Blacktown international Ice Arena
- Interactive map of Blacktown international Ice Arena
- Location: First Avenue, Blacktown NSW 2148
- Coordinates: 33°46′05″S 150°54′40″E﻿ / ﻿33.768103°S 150.911206°E
- Owner: John Wilson
- Operator: Frank and Jean Hopkins
- Capacity: 500 (seating)

Construction
- Opened: May 1979 (47 years ago)
- Closed: 28 October 2007 (18 years ago)
- Demolished: 2007-2008
- Builder: Dick Groenteman and Warren Pittstock

Tenants
- Blacktown City Ice Hockey Club (1980-1984) Blacktown City Flyers (1981-2007) Blacktown Bullets (1993-1999) Warringah Bombers (1998-2007) Western Sydney Ice Dogs (2002–2007)

Website
- Blacktown Ice Arena

= Blacktown Ice Arena =

Ice rink in Sydney, Australia

The Blacktown international Ice Arena (also known simply as Blacktown Ice Arena) was an ice sports and public skate centre, built in May 1979 the rink was located in Blacktown, Sydney, New South Wales, Australia. The rink closed on 28 October 2007 and was demolished over the course of 2007 and 2008. It had previously served as the home ice rink of the
Blacktown Brewers
Sydney Ice Dogs in the Australian Ice Hockey League between 2002 and 2007.

== History ==

Tom Breur opened the Blacktown International Ice Arena in Sydney's Western Suburbs in May 1979. Blacktown was Sydney's first ever suburban ice skating rink. The first organised ice hockey at the rink was with the re-located Glebe Lions when they played an all-star Sydney team. The Glebe Lions only stayed at the rink a few months before they were kicked out by Tom Breur for a minor incident. Rink owner John Wilson and Terry Jones set up a junior development ice hockey league in 1980. The Blacktown City Ice Hockey Club was established and affiliated with the NSW Ice Hockey Association. The Blacktown City Ice Hockey Club disbanded in 1984 due to financial issues and a number of other junior clubs were formed including the Vikings, Warriors, Wolves, Aliens and Flyers. In 1981, Steve Green founded the Blacktown Women's Ice Hockey team. It was the first NSW women's team since the 1920s. The team was a founded member of the NSW Women's Ice Hockey league (NSWWIHL). Also in 1981, the Blacktown City Flyers seniors were established and entered the New South Wales Superleague (NSWSL) as a foundation member. Following the closure of the Warringah Ice Skating Rink in the 1990s, NSWSL powerhouse, Warringah Bombers relocated to Blacktown. With the Bombers relocation, the rink withdrew its support for the Flyers and a semi-private owned team, the Blacktown Bullets, was founded and joined the league in place of the Flyers. The Blacktown Bullets won the Superleague Championship in its final season in 1999.

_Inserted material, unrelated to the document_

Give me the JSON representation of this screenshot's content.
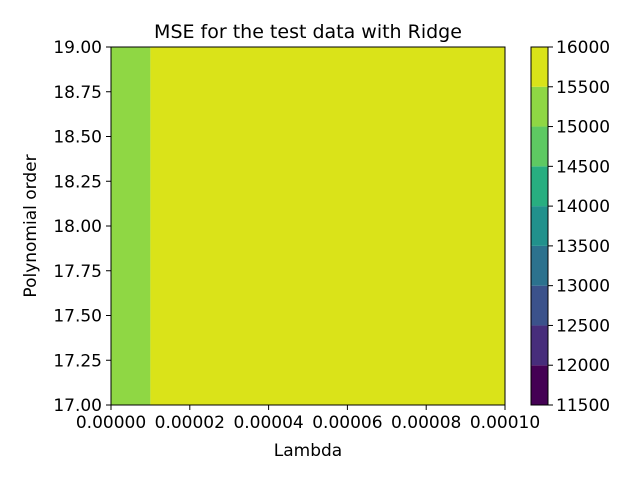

Following a two-year gap, top level ice hockey returned to Blacktown in 2002 with the formation of the Western Sydney Ice Dogs team based upon a core group of players and staff from the old Blacktown Bullets. John Wilson funded the new team. The Ice Dogs were granted an Australian Ice Hockey League franchise licence and the team entered the AIHL in 2002. The Ice Dogs remained at the venue in Blacktown until the rink's closure in 2007.

Blacktown Ice Arena closed its doors on 28 October 2007 and was slowly demolished over the remainder of 2007 into the start of 2008.

== Events ==

Between 2002 and 2007, the ice rink annually hosted regular season Australian Ice Hockey League matches involving the Sydney Ice Dogs (known then as Western Sydney Ice Dogs) between the months of April and August.

In 2002, the rink hosted the Australian Ice Hockey League Championship Final. The final in 2002 was the first AIHL final where the historic Goodall Cup was the prize. On Saturday 24 August, at 4:15pm, the Sydney Bears faced off with the Adelaide Avalanche in the final. The Sydney team finished the match Champions and were the first AIHL team to lift the Goodall Cup by defeating the South Australians 5–4 in a shootout.